Some new technologies create immediate additional demand
for physician services (e.g., advances in fertility technology);
other advances hold the potential to prevent costly medical
conditions (e.g., gene therapy), thus immediately reducing
the demand for selected services. Predicting how such
advances will change the long-run demand for physician
services is difficult. For instance, new techniques in
invasive cardiology might help prevent costly surgeries
and their comorbidities, but the added years of life gained
from such procedures might translate into greater use
of services over an individual’s lifetime. Similarly,
telemedicine has the potential to reduce access barriers
thus increasing demand for physician services.
- Non-Physician
Clinicians. The NPC workforce continues to grow
as does the proportion of healthcare services NPCs provide
(Cooper, Laud, and Dietrich, 1998; Druss et al., 2003).

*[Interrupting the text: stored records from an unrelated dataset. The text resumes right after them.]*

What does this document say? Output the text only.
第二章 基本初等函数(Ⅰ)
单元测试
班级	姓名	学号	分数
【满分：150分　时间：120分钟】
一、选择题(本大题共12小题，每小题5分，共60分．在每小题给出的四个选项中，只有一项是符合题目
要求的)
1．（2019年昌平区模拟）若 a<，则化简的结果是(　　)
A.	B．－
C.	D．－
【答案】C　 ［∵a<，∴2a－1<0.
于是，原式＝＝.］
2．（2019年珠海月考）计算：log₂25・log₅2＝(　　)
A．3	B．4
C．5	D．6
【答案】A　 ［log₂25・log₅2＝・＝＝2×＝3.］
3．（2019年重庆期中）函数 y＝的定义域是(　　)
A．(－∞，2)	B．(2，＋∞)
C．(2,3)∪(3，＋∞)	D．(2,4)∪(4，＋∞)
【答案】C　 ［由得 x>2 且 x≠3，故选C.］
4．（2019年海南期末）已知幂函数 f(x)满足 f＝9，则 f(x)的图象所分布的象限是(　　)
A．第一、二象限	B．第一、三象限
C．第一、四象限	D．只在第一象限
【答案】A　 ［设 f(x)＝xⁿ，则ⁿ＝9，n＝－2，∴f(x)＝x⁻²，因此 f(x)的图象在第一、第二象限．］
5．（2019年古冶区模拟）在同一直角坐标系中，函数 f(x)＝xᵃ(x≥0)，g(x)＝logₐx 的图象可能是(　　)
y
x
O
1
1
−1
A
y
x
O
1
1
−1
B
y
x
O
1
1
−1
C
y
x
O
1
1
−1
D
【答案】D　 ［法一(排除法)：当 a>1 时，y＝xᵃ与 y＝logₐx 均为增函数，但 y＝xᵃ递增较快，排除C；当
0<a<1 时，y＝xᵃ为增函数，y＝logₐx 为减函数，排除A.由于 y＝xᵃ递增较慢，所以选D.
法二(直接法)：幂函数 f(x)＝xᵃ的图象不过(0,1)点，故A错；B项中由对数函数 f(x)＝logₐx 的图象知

Although NPCs sometimes compete with physicians, they
also complement physicians by providing services within
the scope of their training with physicians directing
overall care and handling the more complex cases. Increased
use of NPCs allows physicians to become more productive
(e.g., in terms of seeing more patients), which increases
the supply of physician services but also means we need
fewer physicians to provide care to a given population.
- Public
expectations. Public expectations of medicine
are different today than they were 100 years ago, or even
20 years ago. New medicines have improved the ability
to care for chronic conditions, and others have improved
quality of life for many individuals. The Institute of
Medicine (IOM) has highlighted the prevalence of medical
errors, leading to increased scrutiny of quality of care
by the public and by policymakers. The elderly baby boom
population will have experienced different hardships than
their grandparents, which might also affect their expectations
of the healthcare system. Physician specialties involved
in both acute and long-term care of the elderly will be
affected.
- Policy
changes. The changing role of government, which
is closely linked to public expectations, might also exert
a significant impact on demand for physician services
(e.g., through the impact of regulation as well as payment
policies).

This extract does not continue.